Muchas cosas cambiaron con la llegada de ese visitante. El patrón se alejó de mí, ya no me llamaba para escuchar mis cuentos o para comentar las noticias del periódico, dejó de lado las bromas y las lecturas a dúo, las partidas de dominó se convirtieron en un asunto de hombres. Desde la primera semana adoptó la costumbre de ir solo con Kamal a la proyección del cinematógrafo ambulante, porque su pariente no estaba habituado a la compañía femenina. Aparte de algunas doctoras de la Cruz Roja y misioneras evangélicas que visitaban los campamentos de refugiados, casi todas enjutas como madera seca, el joven sólo había visto mujeres con el rostro descubierto después de los quince años, cuando salió por primera vez del lugar donde creció. En una ocasión realizó un esforzado viaje en camión para ir a la capital un día sábado, al sector de la colonia norteamericana, donde las gringas lavaban sus automóviles en la calle, vestidas sólo con pantalones cortos y blusas escotadas, espectáculo que atraía multitudes masculinas desde remotos pueblos de la región. Los hombres alquilaban sillas y quitasoles para instalarse a observarlas. El lugar se llenaba de vendedores de chucherías, sin que ellas percibieran la conmoción, ajenas por completo a los jadeos, los sudores, los temblores y las erecciones que provocaban. Para aquellas señoras transplantadas de otra civilización, esos personajes envueltos en túnicas, de piel oscura y barbas de profeta, eran simplemente una ilusión óptica, un error existencial, un delirio provocado por el calor. Delante de Kamal, Riad Halabí se comportaba con Zulema y conmigo como un jefe brusco y autoritario, pero cuando estábamos solos nos compensaba con pequeños regalos y volvía a ser el amigo afectuoso de antes. Me asignaron la función de enseñar español al recién llegado, tarea nada sencilla, porque él se sentía humillado cuando yo le daba el significado de una palabra o le señalaba un error de pronunciación, pero aprendió a chapurrear con gran rapidez y muy pronto pudo ayudar en la tienda.

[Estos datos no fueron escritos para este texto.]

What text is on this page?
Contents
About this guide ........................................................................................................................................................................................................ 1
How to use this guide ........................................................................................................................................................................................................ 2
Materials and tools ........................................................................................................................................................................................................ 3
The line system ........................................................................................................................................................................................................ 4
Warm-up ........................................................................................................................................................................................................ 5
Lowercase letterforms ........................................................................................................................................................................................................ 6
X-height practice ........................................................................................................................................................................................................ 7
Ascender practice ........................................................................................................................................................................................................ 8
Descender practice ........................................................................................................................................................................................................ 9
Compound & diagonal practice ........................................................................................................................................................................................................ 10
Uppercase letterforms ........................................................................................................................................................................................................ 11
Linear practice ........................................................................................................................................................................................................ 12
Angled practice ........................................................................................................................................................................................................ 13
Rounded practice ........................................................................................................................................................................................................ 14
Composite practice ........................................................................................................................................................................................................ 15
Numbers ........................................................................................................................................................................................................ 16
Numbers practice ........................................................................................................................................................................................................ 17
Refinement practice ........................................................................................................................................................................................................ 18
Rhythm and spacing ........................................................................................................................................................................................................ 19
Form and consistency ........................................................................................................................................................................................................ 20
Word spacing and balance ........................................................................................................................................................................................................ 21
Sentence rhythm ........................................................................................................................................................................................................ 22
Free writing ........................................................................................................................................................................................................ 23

—Siéntate con las piernas juntas y abróchate todos los botones del delantal, me ordenó Zulema. Creo que estaba pensando en Kamal.
El hechizo del primo impregnó la casa y La Perla de Oriente, se desparramó por el pueblo y se lo llevó el viento aún más lejos. Las muchachas llegaban a cada momento al almacén con los más diversos pretextos. Ante él florecían como frutos salvajes, estallando bajo las faldas cortas y las blusas ceñidas tan perfumadas que después de su partida el cuarto quedaba saturado de ellas por mucho tiempo. Entraban en grupos de dos o tres, riéndose y hablando en cuchicheos, se apoyaban en el mostrador de modo que los senos quedaran expuestos y los traseros se elevaran atrevidos sobre las piernas morenas. Lo esperaban en la calle, lo invitaban a sus casas por las tardes, lo iniciaron en los bailes del Caribe.
Yo sentía una impaciencia constante. Era la primera vez que experimentaba celos y ese sentimiento adherido a mi piel de día y de noche como una oscura mancha, una suciedad imposible de quitar, llegó a ser tan insoportable, que cuando al fin pude librarme de él, me había desprendido definitivamente del afán de poseer a otro y la tentación de pertenecer a alguien. Desde el primer instante Kamal me trastornó la mente, me puso en carne viva, alternando el placer absoluto de amarlo y el dolor atroz de amarlo en vano. Lo seguía por todas partes como una sombra, lo servía, lo convertí en el héroe de mis fantasías solitarias. Pero él me ignoraba por completo. Tomé conciencia de mí misma, me observaba en el espejo, me palpaba el cuerpo, ensayaba peinados en el silencio de la siesta, me aplicaba una pizca de carmín en las mejillas y la boca, con cuidado para que nadie lo notara. Kamal pasaba por mi lado sin verme. Él era el protagonista de todos mis cuentos de amor. Ya no me bastaba el beso final de las novelas que leía a Zulema y comencé a vivir tormentosas e ilusorias noches con él. Había cumplido quince años y era virgen, pero si la cuerda de siete nudos inventada por la Madrina midiera también las intenciones, no habría salido airosa de la prueba.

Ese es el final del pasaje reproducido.